A key strength of autoencoding is its ability to detect image patterns that may not be obvious to human observers. As a result, many latent traversals produce diffuse, hard-to-interpret changes in pixel intensity with limited biological or clinical meaning. Only those figures containing human-interpretable features are included in the supplementary material (Supplementary Figs. 14–68).
Annotations for both latent traversals and Grad-CAM saliency maps were independently reviewed and confirmed by two ophthalmologists (T.H.J. and P.I.S.).
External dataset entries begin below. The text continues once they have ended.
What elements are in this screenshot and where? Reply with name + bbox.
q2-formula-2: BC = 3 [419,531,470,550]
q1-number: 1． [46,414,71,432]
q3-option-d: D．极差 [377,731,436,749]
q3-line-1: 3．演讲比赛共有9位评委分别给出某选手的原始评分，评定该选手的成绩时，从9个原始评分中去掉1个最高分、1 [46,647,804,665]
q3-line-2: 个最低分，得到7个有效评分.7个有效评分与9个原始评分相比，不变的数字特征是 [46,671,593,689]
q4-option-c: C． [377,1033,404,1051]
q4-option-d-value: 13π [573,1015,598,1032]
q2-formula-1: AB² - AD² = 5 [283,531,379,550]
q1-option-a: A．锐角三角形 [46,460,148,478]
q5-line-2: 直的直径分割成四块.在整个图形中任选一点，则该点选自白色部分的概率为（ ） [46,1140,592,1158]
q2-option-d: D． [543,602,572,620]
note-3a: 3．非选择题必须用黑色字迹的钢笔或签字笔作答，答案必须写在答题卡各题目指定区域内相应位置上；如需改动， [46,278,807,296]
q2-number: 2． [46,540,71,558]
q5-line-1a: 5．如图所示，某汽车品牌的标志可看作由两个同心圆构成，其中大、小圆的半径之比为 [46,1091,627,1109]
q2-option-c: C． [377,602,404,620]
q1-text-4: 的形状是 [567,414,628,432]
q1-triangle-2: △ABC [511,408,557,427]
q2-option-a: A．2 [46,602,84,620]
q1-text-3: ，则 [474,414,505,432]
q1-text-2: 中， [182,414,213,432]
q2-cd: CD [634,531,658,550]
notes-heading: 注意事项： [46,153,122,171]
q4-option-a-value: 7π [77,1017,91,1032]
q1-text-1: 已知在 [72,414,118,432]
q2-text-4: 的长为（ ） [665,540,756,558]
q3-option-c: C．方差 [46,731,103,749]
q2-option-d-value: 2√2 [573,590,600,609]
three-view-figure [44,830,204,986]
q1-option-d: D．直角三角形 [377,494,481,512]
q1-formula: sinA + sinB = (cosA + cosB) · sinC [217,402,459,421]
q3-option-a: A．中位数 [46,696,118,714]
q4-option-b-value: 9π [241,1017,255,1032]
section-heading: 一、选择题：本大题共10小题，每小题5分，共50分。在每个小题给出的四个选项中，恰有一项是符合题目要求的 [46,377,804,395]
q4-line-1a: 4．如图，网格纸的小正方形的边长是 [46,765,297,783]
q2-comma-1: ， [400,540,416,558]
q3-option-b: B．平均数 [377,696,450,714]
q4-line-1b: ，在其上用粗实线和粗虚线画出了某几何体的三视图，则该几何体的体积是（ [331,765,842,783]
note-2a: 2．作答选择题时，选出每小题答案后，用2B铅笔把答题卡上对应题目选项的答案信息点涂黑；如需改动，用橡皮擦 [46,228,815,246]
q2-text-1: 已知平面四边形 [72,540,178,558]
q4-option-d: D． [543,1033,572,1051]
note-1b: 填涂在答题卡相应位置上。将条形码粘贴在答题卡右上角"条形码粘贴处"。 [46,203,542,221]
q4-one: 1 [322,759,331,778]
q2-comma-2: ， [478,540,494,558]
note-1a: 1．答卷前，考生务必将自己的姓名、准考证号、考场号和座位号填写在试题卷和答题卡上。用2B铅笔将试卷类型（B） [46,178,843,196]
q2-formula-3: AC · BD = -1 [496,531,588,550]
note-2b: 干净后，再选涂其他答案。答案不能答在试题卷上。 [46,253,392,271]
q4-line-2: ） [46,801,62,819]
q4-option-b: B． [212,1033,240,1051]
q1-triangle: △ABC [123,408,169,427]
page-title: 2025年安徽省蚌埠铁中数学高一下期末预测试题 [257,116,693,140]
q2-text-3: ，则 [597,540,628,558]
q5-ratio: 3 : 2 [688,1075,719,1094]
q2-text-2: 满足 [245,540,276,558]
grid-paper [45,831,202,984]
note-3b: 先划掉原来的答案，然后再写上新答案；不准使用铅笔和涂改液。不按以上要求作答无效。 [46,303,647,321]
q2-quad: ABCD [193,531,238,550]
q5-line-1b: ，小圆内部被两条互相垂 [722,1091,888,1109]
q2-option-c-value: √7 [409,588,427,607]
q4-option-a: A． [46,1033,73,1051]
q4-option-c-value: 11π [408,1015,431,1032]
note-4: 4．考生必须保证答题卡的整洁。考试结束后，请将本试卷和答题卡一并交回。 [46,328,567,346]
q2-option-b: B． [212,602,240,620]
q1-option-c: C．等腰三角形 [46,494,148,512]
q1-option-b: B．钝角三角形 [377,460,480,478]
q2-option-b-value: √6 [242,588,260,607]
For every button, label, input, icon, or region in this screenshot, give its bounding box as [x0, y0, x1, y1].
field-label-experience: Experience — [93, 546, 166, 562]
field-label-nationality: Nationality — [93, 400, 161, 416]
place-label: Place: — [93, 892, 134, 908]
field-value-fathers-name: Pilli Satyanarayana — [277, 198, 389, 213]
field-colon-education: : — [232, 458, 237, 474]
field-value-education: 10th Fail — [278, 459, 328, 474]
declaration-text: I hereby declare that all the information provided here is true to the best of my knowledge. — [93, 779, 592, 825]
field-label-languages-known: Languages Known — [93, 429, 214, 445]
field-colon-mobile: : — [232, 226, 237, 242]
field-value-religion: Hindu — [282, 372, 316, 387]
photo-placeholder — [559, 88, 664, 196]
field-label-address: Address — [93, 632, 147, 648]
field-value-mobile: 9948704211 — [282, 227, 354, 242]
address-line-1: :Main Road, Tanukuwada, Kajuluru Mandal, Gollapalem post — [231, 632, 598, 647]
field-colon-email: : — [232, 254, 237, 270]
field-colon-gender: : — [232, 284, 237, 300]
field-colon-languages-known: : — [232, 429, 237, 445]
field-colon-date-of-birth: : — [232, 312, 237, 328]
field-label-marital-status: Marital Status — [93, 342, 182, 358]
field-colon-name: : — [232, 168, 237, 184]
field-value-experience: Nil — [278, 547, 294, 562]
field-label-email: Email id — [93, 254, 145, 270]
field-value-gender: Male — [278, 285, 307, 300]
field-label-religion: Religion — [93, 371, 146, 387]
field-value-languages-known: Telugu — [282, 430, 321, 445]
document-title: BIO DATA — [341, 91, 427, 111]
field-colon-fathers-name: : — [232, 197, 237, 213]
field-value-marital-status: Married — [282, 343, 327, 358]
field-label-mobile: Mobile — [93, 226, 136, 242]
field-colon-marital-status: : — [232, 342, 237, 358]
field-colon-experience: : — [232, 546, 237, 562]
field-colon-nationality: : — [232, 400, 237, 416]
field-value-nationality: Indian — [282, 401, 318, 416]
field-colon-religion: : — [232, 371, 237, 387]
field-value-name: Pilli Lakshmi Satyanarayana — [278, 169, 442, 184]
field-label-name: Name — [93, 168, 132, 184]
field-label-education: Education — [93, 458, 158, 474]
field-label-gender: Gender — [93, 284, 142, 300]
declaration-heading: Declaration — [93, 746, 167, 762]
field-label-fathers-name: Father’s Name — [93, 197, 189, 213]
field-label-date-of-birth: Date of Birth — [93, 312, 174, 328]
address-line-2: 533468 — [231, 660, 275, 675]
Controlling for type 1 error risk
We applied family-wise error rate control using Bonferroni correction to manage the risk of false positives. To define what constitutes a “family” of tests, we examined whether autoencoder embeddings were strongly correlated with one another. As shown in Supplementary Figs. 91 and 92, the embeddings exhibited minimal meaningful correlation. Therefore, each embedding was treated as its own independent family, and multiple testing correction was applied based on the number of tests performed within each embedding. Importantly, this is not a study-wide correction—we did not adjust across all embeddings, as doing so would be overly conservative and lead to excessive type 2 errors, especially given the large scale and hypothesis-free nature of this work. Instead, we evaluate our findings in light of convergent evidence across multiple analyses, report raw P values to support reader interpretation, assess results based on biological plausibility, and, where possible, validate key findings in an independent UK Biobank cohort. While this approach provides a more balanced and nuanced interpretation, the risk of type 1 error remains a consideration, and the main findings would benefit from external experimental validation when suitable multi-omic datasets become available. Bonferroni-corrected significance thresholds for all other analyses are listed in the relevant supplementary table legends.
Statistics and reproducibility
All methods are detailed in the appropriate sections of the paper. Sample sizes varied depending on the analysis and are reported alongside each result where feasible, or otherwise provided in the Supplementary Data. No formal power calculations were used to predetermine sample sizes; instead, all available data that met analysis-specific quality control criteria were included. All analyses were carried out using reproducible computational pipelines, as outlined in the Methods section.
Reporting summary
Additional details about the research design can be found in the Nature Portfolio Reporting Summary associated with this article.